Always soothe your dog when they start to become frightened and stressed out. This doesn’t mean to praise the dog when they start showing signs of stress and fear. Just remove the trigger of the stress and let your dog wind down. Soothe the winding down behavior.
Yelling only adds to their stress and makes things worse.
7) Don’t Dive In Head First
Always ease your dog into new unknown places, dogs, or people. Listen to their body language and act accordingly.
There is nothing wrong with driving to the dog park and never leaving the car. Let your dog watch the other dogs and people from inside the car. When you feel you’ve made it a positive experience, leave and go back home. Rinse and repeat until you feel your dog is ready to venture out.
By just diving in head first, you can overwhelm your dog. From new smells, noises, environment, people, and animals. It can be information overload and your dog won’t know how to handle everything. By slowly introducing each new thing, such as smells, touches, and sight, you start to build their confidence.
8) Ignore the dog
This tip is helpful when introducing your dog to new people. If your dog isn’t aggressive towards people but fearful, have the stranger ignore your dog. When dog looks at them or interacts with them positively, then you reward them. Not the stranger. This helps the dog feel like they can introduce themselves on their terms.
It also helps promote a positive experience because you are talking with this person. Your own body language helps to teach your dog that this is normal. This can help encourage your dog to be less fearful and be interested in other people.
9) Don’t Behave in A Dominate or Aggressive Manner
You aren’t trying to dominate or be mean to your dog. You want them to learn how to behave and handle themselves around unknown things. By trying to dominate or be aggressive with your dog will instill the wrong behavior. This includes yelling, leash pulling, poking, and hitting. All of these reactions can train your dog to attack rather than retreat.
10) Seek Out Professional Help
Sometimes we try and teach ourselves what to do and nothing is working. It’s not a good idea to just let the problem go and ignore it. Reaching out to professionals is the next step. A great place to start is your local veterinarian. They can make suggestions or recommend dog trainers.

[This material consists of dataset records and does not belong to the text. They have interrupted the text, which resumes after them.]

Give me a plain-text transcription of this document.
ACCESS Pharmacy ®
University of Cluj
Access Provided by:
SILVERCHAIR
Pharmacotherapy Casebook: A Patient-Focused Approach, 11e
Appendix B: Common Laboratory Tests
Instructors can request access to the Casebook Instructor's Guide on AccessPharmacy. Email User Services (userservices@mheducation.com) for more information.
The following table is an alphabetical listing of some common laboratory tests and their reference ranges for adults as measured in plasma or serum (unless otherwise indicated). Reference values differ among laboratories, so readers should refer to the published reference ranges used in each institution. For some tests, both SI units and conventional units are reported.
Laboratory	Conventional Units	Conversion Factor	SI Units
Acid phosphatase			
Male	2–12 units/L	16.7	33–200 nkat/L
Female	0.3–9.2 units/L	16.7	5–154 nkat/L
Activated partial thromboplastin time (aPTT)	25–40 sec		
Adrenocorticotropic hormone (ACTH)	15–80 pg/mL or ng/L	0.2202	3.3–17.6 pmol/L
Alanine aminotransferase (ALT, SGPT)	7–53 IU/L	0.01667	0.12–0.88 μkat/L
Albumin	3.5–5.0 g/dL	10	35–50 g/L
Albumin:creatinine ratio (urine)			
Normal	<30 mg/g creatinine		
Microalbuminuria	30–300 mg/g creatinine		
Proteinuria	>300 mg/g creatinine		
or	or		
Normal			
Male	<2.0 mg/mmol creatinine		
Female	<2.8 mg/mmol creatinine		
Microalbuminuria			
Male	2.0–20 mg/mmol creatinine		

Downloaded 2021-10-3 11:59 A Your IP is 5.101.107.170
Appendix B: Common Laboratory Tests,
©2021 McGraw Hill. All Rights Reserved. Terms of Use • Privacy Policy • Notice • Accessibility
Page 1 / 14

Another great example is an online dog training program called Brain Training for Dogs. It’s dog training taught to you at the tips of your fingers. Long gone are the days where you have to pay for expensive dog trainers.
Having a Socialized Dog
It is one of the best feelings of accomplishment you can have with your dog. You won’t have to worry about how your dog is going to act. They will have learned what is acceptable, when to back off, and what to do next. It also helps makes other training go smoothly. This reinforces positive behaviors in all aspects.